A persons 'primary car' should be 'safeguarded' by law according to MP Zacharias Koulias

By Angelos Anastasiou

IN THE aftermath of the recent heated debate on the proposed protection of primary residences from repossession for defaulting borrowers, DIKO deputy Zacharias Koulias has tabled an alternative proposal for the protection of borrowers’ “primary car” from repossession.

On Thursday, Koulias submitted a bill to the House that would amend civil procedure law so as to exclude the forced sale of cars used in the context of borrowers’ transport or work needs.

“The proposed bill protects the car a borrower uses for his or his family’s transport or work for up to six months,” Koulias told the House.

He noted that current legislation already provides for the safeguarding of some basic needs for borrowers and their families, including the means necessary to conduct business, for a period of up to three months.

“To these, I propose that we add the primary car,” Koulias said.

He argued that based on modern social and financial conditions, the car is an individual’s basic and necessary means of transportation, which is why its protection is required.
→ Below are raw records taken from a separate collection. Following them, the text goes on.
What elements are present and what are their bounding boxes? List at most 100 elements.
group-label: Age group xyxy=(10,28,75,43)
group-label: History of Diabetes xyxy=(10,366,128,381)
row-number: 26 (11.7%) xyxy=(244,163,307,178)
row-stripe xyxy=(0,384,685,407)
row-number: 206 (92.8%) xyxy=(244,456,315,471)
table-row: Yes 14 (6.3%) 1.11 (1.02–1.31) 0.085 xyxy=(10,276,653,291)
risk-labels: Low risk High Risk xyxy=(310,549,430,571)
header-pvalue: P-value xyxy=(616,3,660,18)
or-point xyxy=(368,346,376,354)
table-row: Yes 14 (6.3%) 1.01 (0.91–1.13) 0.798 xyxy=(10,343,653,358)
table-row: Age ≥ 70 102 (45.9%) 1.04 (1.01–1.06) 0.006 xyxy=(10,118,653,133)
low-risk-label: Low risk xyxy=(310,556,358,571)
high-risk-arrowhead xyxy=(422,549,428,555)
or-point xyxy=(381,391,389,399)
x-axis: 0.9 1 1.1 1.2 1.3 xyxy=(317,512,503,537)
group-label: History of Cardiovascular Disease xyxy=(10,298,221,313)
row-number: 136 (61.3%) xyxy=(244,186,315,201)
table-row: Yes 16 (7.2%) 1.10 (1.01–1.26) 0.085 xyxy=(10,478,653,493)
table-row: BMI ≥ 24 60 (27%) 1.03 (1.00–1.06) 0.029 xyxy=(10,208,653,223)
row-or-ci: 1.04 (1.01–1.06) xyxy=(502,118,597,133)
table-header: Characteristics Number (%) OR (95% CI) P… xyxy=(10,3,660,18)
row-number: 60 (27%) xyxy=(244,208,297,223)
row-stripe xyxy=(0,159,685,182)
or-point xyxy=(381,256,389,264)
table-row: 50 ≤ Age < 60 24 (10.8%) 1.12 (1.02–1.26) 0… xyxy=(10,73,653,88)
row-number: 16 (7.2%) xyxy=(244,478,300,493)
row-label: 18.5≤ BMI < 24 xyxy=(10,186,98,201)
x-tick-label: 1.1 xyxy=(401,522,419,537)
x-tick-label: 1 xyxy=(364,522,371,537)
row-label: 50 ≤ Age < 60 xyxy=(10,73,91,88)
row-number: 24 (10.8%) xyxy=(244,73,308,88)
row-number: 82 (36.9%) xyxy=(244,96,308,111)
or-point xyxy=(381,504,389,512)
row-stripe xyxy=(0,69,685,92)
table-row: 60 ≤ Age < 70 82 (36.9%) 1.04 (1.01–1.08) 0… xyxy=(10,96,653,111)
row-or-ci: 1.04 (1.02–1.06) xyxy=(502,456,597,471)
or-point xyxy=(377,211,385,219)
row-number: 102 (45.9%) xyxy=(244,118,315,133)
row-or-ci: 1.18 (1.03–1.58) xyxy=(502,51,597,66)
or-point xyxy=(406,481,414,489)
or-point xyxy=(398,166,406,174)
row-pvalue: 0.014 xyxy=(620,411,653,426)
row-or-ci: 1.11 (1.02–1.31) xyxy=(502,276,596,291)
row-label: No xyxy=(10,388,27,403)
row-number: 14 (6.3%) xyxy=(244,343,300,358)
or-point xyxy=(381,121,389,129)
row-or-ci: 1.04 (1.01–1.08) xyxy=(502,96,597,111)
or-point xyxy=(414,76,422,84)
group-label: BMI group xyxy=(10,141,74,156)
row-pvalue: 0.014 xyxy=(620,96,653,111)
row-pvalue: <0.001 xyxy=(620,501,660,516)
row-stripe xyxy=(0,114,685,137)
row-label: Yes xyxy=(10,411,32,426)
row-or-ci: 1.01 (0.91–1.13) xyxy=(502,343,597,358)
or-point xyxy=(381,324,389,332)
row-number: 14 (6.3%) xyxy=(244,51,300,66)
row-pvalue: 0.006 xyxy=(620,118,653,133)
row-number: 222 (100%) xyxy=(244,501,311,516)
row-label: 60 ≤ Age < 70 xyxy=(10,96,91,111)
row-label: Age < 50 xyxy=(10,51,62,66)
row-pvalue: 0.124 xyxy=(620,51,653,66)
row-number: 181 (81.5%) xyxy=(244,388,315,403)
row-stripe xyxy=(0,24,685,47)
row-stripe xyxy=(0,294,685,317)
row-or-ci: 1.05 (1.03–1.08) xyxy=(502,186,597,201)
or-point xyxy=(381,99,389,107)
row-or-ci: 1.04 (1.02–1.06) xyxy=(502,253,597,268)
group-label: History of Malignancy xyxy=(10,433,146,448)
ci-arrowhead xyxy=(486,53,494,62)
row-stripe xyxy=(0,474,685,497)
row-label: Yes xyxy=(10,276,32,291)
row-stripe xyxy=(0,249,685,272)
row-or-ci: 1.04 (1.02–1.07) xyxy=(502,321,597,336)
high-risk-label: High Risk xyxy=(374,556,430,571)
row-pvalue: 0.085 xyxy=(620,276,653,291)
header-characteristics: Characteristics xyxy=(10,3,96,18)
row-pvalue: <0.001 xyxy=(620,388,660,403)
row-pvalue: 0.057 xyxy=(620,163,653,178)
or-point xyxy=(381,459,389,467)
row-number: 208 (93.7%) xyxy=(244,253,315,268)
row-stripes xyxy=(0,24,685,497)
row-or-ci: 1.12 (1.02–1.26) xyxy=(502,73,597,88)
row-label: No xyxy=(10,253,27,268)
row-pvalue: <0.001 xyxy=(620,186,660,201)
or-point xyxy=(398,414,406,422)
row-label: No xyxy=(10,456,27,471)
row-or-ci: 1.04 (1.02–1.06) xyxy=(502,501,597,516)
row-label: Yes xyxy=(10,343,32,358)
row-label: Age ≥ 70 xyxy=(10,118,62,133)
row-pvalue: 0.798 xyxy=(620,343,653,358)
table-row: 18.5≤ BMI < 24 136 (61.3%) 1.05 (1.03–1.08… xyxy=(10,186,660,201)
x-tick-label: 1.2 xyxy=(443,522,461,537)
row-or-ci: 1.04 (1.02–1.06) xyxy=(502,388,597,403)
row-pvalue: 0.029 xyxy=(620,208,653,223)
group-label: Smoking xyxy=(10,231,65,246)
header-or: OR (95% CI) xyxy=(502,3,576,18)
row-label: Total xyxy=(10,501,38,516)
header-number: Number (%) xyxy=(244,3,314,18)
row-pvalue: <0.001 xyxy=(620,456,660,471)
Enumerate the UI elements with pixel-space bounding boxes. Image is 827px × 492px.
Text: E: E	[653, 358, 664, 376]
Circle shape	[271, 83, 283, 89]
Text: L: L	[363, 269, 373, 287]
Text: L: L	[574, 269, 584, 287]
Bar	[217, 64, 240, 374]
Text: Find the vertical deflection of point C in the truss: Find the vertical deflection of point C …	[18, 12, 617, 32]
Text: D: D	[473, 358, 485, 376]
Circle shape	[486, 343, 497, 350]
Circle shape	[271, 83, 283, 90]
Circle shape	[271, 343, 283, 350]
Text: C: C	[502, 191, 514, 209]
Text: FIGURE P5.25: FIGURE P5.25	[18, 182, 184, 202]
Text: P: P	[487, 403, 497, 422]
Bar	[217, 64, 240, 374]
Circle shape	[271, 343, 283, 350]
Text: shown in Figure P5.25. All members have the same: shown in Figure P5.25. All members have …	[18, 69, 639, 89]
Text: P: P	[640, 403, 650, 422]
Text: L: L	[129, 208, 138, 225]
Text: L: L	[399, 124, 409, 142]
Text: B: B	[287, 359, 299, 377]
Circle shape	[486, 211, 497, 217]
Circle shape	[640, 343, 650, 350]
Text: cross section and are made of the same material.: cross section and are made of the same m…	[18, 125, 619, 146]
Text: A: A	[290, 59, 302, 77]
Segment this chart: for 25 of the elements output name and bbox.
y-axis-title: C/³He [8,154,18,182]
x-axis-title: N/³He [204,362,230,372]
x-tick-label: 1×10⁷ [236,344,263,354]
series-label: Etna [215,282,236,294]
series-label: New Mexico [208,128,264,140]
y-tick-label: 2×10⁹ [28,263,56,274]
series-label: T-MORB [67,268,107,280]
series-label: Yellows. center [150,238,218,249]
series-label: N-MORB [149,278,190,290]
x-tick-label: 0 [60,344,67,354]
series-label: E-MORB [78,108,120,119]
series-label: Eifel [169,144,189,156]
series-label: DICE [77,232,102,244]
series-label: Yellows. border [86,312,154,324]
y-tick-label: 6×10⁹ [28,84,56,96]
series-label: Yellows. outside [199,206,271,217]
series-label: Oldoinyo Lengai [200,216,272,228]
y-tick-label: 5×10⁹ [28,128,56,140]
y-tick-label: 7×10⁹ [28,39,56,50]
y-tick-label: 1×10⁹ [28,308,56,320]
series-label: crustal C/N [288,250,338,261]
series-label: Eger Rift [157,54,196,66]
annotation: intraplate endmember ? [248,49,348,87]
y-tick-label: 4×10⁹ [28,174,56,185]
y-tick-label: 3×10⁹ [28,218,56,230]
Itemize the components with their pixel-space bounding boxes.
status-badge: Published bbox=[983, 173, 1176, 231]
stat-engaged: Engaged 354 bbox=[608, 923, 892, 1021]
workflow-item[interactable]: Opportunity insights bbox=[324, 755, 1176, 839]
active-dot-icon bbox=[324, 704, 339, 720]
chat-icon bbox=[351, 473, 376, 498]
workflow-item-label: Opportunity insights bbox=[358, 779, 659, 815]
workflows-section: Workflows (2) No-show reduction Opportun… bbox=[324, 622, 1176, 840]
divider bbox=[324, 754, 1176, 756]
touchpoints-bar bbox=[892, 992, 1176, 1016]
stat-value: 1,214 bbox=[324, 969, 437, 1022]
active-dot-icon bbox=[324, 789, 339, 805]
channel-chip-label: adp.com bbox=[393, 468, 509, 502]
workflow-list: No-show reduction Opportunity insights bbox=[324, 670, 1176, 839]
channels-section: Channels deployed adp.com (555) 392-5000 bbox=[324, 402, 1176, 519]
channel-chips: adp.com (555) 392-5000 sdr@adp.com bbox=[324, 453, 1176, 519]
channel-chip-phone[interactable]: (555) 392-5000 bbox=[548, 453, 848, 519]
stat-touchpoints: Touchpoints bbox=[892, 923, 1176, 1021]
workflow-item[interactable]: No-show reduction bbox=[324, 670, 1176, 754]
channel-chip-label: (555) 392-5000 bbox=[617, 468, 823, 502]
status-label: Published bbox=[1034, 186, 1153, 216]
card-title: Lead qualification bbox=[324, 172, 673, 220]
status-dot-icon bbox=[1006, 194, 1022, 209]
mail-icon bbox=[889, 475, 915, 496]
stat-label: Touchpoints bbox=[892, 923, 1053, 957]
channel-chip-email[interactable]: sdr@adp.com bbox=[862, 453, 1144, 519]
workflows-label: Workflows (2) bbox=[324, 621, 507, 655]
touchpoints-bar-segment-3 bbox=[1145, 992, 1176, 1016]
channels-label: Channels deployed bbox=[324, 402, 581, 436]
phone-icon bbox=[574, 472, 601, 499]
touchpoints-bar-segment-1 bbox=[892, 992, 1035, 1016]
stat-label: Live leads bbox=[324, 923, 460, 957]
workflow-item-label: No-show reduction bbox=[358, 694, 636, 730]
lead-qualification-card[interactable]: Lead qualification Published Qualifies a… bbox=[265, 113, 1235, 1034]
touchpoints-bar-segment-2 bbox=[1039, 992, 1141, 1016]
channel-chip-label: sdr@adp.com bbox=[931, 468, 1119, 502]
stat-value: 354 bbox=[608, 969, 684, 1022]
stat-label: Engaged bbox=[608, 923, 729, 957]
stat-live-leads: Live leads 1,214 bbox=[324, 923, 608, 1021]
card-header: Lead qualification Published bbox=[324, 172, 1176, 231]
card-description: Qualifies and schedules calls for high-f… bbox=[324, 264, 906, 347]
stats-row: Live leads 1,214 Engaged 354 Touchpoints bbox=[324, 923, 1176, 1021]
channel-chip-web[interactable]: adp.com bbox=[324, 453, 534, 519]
Back in March, a bill tabled by opposition parties – communist AKEL and socialist EDEK – offering indebted homeowners two-year protection against foreclosure of their primary residence had almost made it to the plenum despite strong government opposition and Troika disapproval.

The bill had also nearly made it past the Legal Affairs committee but was overturned by a steamrolling DISY leader Averof Neophytou, who attended the session that would vote for its submission to the plenum and imposed the government’s will with the blessing of DIKO committee members.

It had then been argued that offering such protection would leave banks exposed to ‘strategic’ defaults, meaning borrowers who could afford to repay their loans would be tempted to simply opt to make use of the protection clauses and stop paying.

Instead, the government said, a comprehensive ‘insolvency framework’ was being prepared and would be submitted to the plenum by year-end, which would allow banks the flexibility to collect on their dues and protect borrowers in trouble by facilitating loan restructuring so that foreclosures are avoided to the extent possible.